Cependant, comme les billets de cette série l’ont montré, ce personnage important n’est mentionné que par un petit nombre de sources, et ce que disent ces sources demeure relativement maigre. La faiblesse des informations posent deux problèmes : le premier est simple et intuitif : nous voudrions en savoir plus, et nous ne sommes pas satisfaits; le second consiste plutôt à se demander pourquoi nous n’avons pas davantage de sources : est-ce uniquement l’effet du hasard?
Dans ce billet, je vais évoquer deux hisoriens.nes qui refusent d’attribuer les lacunes des sources au hasard. Nicole Loraux, que j’ai déjà mentionnée dans les précédents billets, y voit l’effet d’un oubli délibéré mis en place à Athènes sur la figure d’Éphiale. Matteo Zaccarini, de son côté, suggère plutôt qu’Éphialte, tel que mentionné par les sources, serait davantage un mythe qu’une figure historique.
Pour Nicole Loraux, qui n’hésite pas à faire d’Éphialte le véritable fondateur de la démocratie athénienne, l’enjeu est la stasis, le mot que les Grecs emploie à la fois pour désigner la posture braquée et la guerre civile1. Celle-ci est consubstantielle à la Cité, au corps politique, qui cependant s’emploie de toutes ses forces à la nier et à la réprimer. La stasis implique des intérêts et des valeurs différents, un conflit constant, dont la politique fait son objet et qu’elle arbitre. Il n’y pas de corps politique sans ce conflit permanent. Mais les Grecs craignent son impact sur l’union de la Cité et s’efforcent de la nier de manière constante. Que le conflit général dégénère en stasis au sens le plus fort du terme – c’est-à-dire en guerre civile – est la hantise des Grecs. C’est l’un de mes projets de billets que d’éventuellement montrer à quel point la menace de la guerre civile plane sur les cités grecques, en particulier à l’époque de la Guerre du Péloponnèse (il va être long à écrire cependant). Précisément, Éphialte, parce qu’il s’est attaqué aux pouvoirs de l’Aréopage, institution vénérable s’il en est (et siège du pouvoir oligarchique), a les apparence d’un séditieux, il est une figure qui divise et alimente les ressentiments. Or, après que la Tyrannie des Trentes ait été renversée par l’armée du parti démocrate à Athènes, les ressentiments étaient élevés des deux côtés : envers la répression menée par les Tyrans pour les démocrates, envers leur renversement pour les oligarques. Au lendemain de la paix, les deux partis avaient prêté un serment solennel, celui de « ne pas rappeler les malheurs » Ainsi, pense Loraux, Éphialte fut condamné, soit à l’oubli par la plupart, soit à se voir nier son agentivité par les sources qui en parlent et en feraient un auxiliaire de Thémistocle (dans la Constitution d’Athènes) ou un agent de Périclès (chez Plutarque).

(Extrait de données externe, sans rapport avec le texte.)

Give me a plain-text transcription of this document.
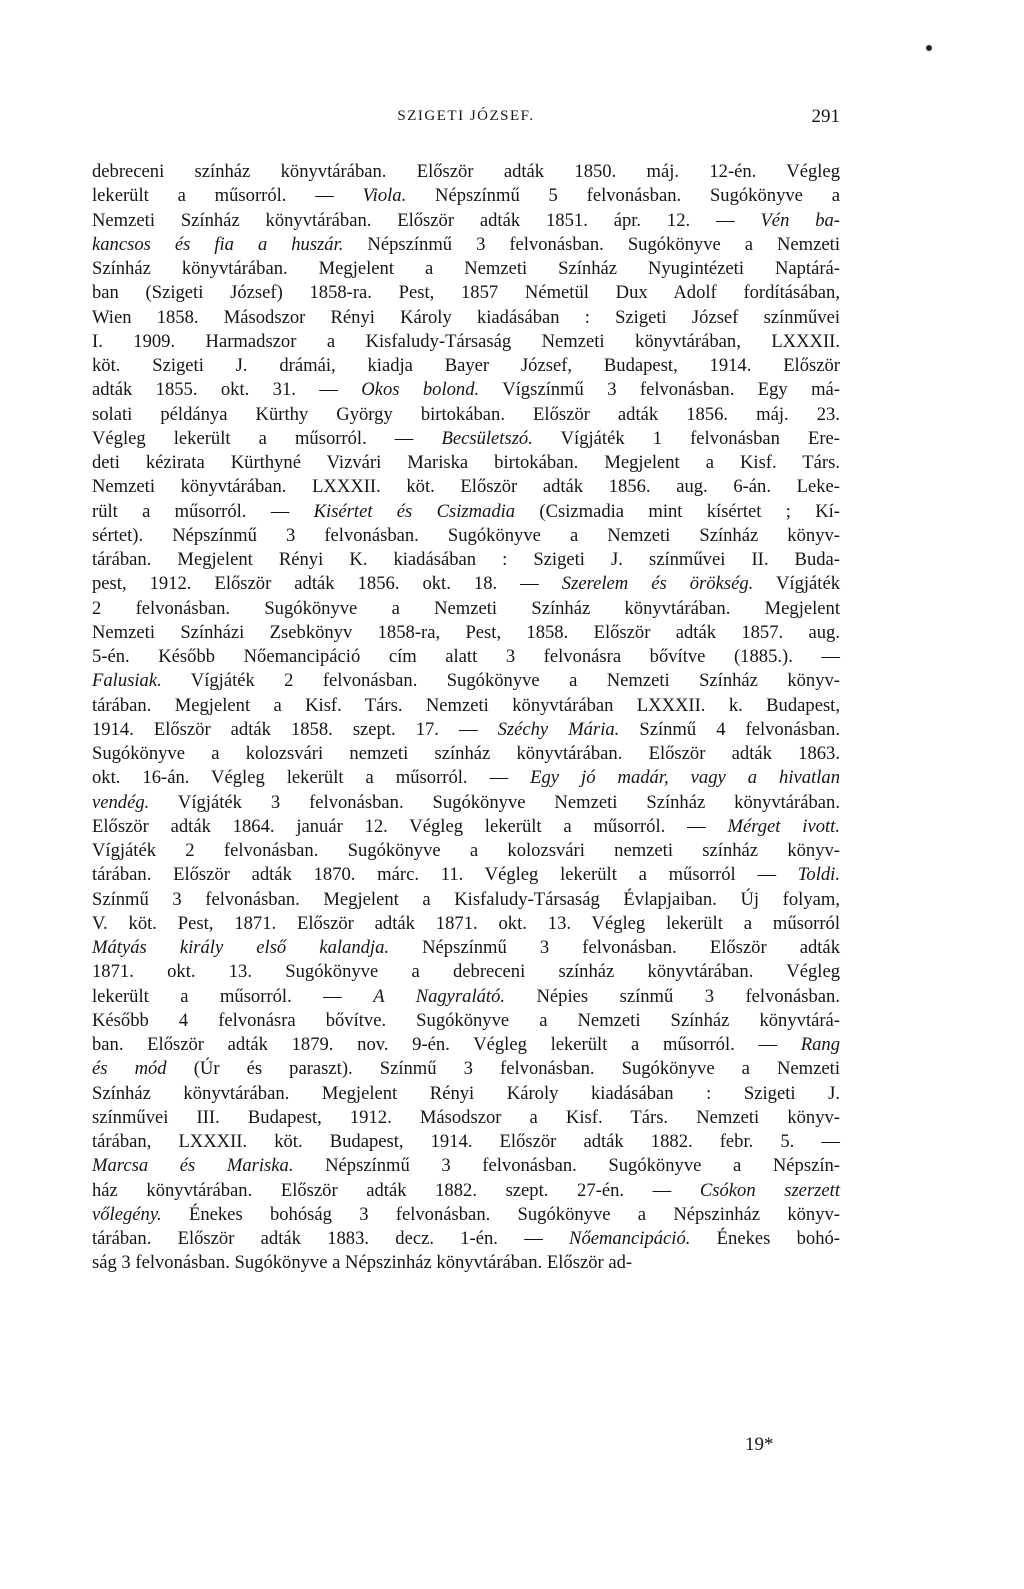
SZIGETI JÓZSEF.	291
debreceni színház könyvtárában. Először adták 1850. máj. 12-én. Végleg
lekerült a műsorról. — Viola. Népszínmű 5 felvonásban. Sugókönyve a
Nemzeti Színház könyvtárában. Először adták 1851. ápr. 12. — Vén ba-
kancsos és fia a huszár. Népszínmű 3 felvonásban. Sugókönyve a Nemzeti
Színház könyvtárában. Megjelent a Nemzeti Színház Nyugintézeti Naptárá-
ban (Szigeti József) 1858-ra. Pest, 1857 Németül Dux Adolf fordításában,
Wien 1858. Másodszor Rényi Károly kiadásában : Szigeti József színművei
I. 1909. Harmadszor a Kisfaludy-Társaság Nemzeti könyvtárában, LXXXII.
köt. Szigeti J. drámái, kiadja Bayer József, Budapest, 1914. Először
adták 1855. okt. 31. — Okos bolond. Vígszínmű 3 felvonásban. Egy má-
solati példánya Kürthy György birtokában. Először adták 1856. máj. 23.
Végleg lekerült a műsorról. — Becsületszó. Vígjáték 1 felvonásban Ere-
deti kézirata Kürthyné Vizvári Mariska birtokában. Megjelent a Kisf. Társ.
Nemzeti könyvtárában. LXXXII. köt. Először adták 1856. aug. 6-án. Leke-
rült a műsorról. — Kisértet és Csizmadia (Csizmadia mint kísértet ; Kí-
sértet). Népszínmű 3 felvonásban. Sugókönyve a Nemzeti Színház könyv-
tárában. Megjelent Rényi K. kiadásában : Szigeti J. színművei II. Buda-
pest, 1912. Először adták 1856. okt. 18. — Szerelem és örökség. Vígjáték
2 felvonásban. Sugókönyve a Nemzeti Színház könyvtárában. Megjelent
Nemzeti Színházi Zsebkönyv 1858-ra, Pest, 1858. Először adták 1857. aug.
5-én. Később Nőemancipáció cím alatt 3 felvonásra bővítve (1885.). —
Falusiak. Vígjáték 2 felvonásban. Sugókönyve a Nemzeti Színház könyv-
tárában. Megjelent a Kisf. Társ. Nemzeti könyvtárában LXXXII. k. Budapest,
1914. Először adták 1858. szept. 17. — Széchy Mária. Színmű 4 felvonásban.
Sugókönyve a kolozsvári nemzeti színház könyvtárában. Először adták 1863.
okt. 16-án. Végleg lekerült a műsorról. — Egy jó madár, vagy a hivatlan
vendég. Vígjáték 3 felvonásban. Sugókönyve Nemzeti Színház könyvtárában.
Először adták 1864. január 12. Végleg lekerült a műsorról. — Mérget ivott.
Vígjáték 2 felvonásban. Sugókönyve a kolozsvári nemzeti színház könyv-
tárában. Először adták 1870. márc. 11. Végleg lekerült a műsorról — Toldi.
Színmű 3 felvonásban. Megjelent a Kisfaludy-Társaság Évlapjaiban. Új folyam,
V. köt. Pest, 1871. Először adták 1871. okt. 13. Végleg lekerült a műsorról
Mátyás király első kalandja. Népszínmű 3 felvonásban. Először adták
1871. okt. 13. Sugókönyve a debreceni színház könyvtárában. Végleg
lekerült a műsorról. — A Nagyralátó. Népies színmű 3 felvonásban.
Később 4 felvonásra bővítve. Sugókönyve a Nemzeti Színház könyvtárá-
ban. Először adták 1879. nov. 9-én. Végleg lekerült a műsorról. — Rang
és mód (Úr és paraszt). Színmű 3 felvonásban. Sugókönyve a Nemzeti
Színház könyvtárában. Megjelent Rényi Károly kiadásában : Szigeti J.
színművei III. Budapest, 1912. Másodszor a Kisf. Társ. Nemzeti könyv-
tárában, LXXXII. köt. Budapest, 1914. Először adták 1882. febr. 5. —
Marcsa és Mariska. Népszínmű 3 felvonásban. Sugókönyve a Népszín-
ház könyvtárában. Először adták 1882. szept. 27-én. — Csókon szerzett
vőlegény. Énekes bohóság 3 felvonásban. Sugókönyve a Népszinház könyv-
tárában. Először adták 1883. decz. 1-én. — Nőemancipáció. Énekes bohó-
ság 3 felvonásban. Sugókönyve a Népszinház könyvtárában. Először ad-
19*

Chez Nicole Loraux, Éphialte ne fait l’objet que de quelques pages, il s’agit d’un point de départ et d’un exemple au sein d’une démarche plus général qui vise à examiner les mécanismes de conflit et d’oubli chez les Grecs de l’Antiquité. Ce qui donne le plus de force à sa démonstration, c’est de s’inscrire, justement, dans cette démonstration plus large de la réticence grecque face au conflit. L’oubli d’Éphialte est cohérent avec ce schéma. Mais à prendre les arguments qui concerne plus spécifiquement son cas, le doute est cependant permis. Si la mémoire d’Éphialte n’est entretenue que dans le ressentiment de la faction aristocratique, pourquoi apparaît-elle dans La Constitution d’Athènes plutôt que dans un pamphlet plus polémique? Le texte émane certes de ce milieu, mais n’a pas les traits d’un texte pour être lu entre aristocrates. Mais aussi, les arguments sur la mémoire privant d’Éphialte d’agentivité donnent le sentiment de contorsions intellectuelles. Ils auraient leur place s’il s’agissait d’une rancoeur entretenue personnellement envers Éphialte, mais si c’est la sédition ou la démocratie qui posent problème, on voit mal en quoi le récit est moins problématique si ce dernier est agent de Thémistocle ou Périclès.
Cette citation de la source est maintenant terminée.